I am often asked how Little Sprouts Farm is different. To answer that here is a list of some of our basic farm rules that govern all that we do as a foundation to everything else. They are in no particular order. Some of these are self-learned, some are from respected authors and mentors. All of these are important to our success as a sustainable farm. How we are different is that many of these (if not all) are contrary to standard factory farming practices.
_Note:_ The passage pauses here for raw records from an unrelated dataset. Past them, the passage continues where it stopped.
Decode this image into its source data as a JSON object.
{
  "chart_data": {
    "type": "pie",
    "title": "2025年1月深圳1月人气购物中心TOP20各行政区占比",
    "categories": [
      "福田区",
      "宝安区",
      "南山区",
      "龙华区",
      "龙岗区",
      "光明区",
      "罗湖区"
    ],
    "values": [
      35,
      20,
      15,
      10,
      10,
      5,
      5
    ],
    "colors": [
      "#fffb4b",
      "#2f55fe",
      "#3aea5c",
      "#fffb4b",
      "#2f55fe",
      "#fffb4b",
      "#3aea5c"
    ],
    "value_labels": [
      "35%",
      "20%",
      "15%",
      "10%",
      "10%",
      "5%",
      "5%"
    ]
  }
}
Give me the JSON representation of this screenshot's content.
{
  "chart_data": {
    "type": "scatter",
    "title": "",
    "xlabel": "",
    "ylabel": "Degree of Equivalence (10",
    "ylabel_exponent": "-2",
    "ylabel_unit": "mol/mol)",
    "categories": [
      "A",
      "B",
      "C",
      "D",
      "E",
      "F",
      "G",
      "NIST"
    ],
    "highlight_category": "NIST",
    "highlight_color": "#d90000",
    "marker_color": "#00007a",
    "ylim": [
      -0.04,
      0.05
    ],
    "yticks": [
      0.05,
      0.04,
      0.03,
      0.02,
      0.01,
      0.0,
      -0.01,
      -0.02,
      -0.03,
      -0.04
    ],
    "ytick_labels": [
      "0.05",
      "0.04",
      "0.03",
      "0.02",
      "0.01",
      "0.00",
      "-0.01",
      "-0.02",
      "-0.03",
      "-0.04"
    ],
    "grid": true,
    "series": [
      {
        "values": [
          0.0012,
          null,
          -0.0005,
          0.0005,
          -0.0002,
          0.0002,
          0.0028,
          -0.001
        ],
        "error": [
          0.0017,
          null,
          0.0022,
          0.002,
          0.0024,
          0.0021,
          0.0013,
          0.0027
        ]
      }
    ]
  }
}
To define a common factory farm, done to government specs, just take the opposite of these rules.
- If it smells bad, you are not doing it right.
- If children can not safely assist in activities, you are not doing it right.
- If it doesn’t happen in nature, it’s not natural.
- Every farm animal should be free to express its instincts and live with respect.
- People deserve openness and transparency in all aspects, especially in their most basic need: food production.
- If the soil doesn’t improve from year to year in all aspects, you are not doing it right.
- Plants that don’t reproduce true on their own, are not intended to be grown.
- No man-made chemical has ever improved on the natural methods, in the long run.
- Success in nature exists only as a delicate balance between different species, not as single crops or animals.
- The secret to nature is balance, too much of any one thing is bad, it is the balance between many things, sometimes hundreds, that makes life successful.
- Caring for the earth (animals, plants, and environment) is man’s first God-given responsibility (aside from multiplying).
- Farming is about nutrition and people, not plants, animals, and profits.
- Never try to improve nor alter something you don’t yet understand.
- If it doesn’t work year after year, it shouldn’t be done today.
- Insects, bacteria, and misc “bad things” are not the enemy. the enemy is the pre-existing conditions that cause the “bad things” to come. Removal of only the “bad things” leaves the conditions that nature tries hard to destroy in order to protect itself.
- It is wiser to work with nature (cycles, seasons, etc) than against it.
- Farming properly is hard work, requires great insight and intelligence, creative thinking, intuition, and expertise. It is ok to make a decent living at it.
- Sunlight, air, soil, and water are the ingredients of life. Each must be cared for and protected at all costs.
- Intervention usually leads to the need for more intervention. Only nature itself is self-sustaining.
- Nutrition begins in the soil. It is impossible for food to be healthier than the soil it comes from.
- Increasing yield does not increase nutrition, normally more yield means less nutrition per pound.
- Large size is in itself one of the biggest mistakes of farming. Large operations are fundamentally different from small operations, and produce a totally different product. We need more farms, not bigger ones.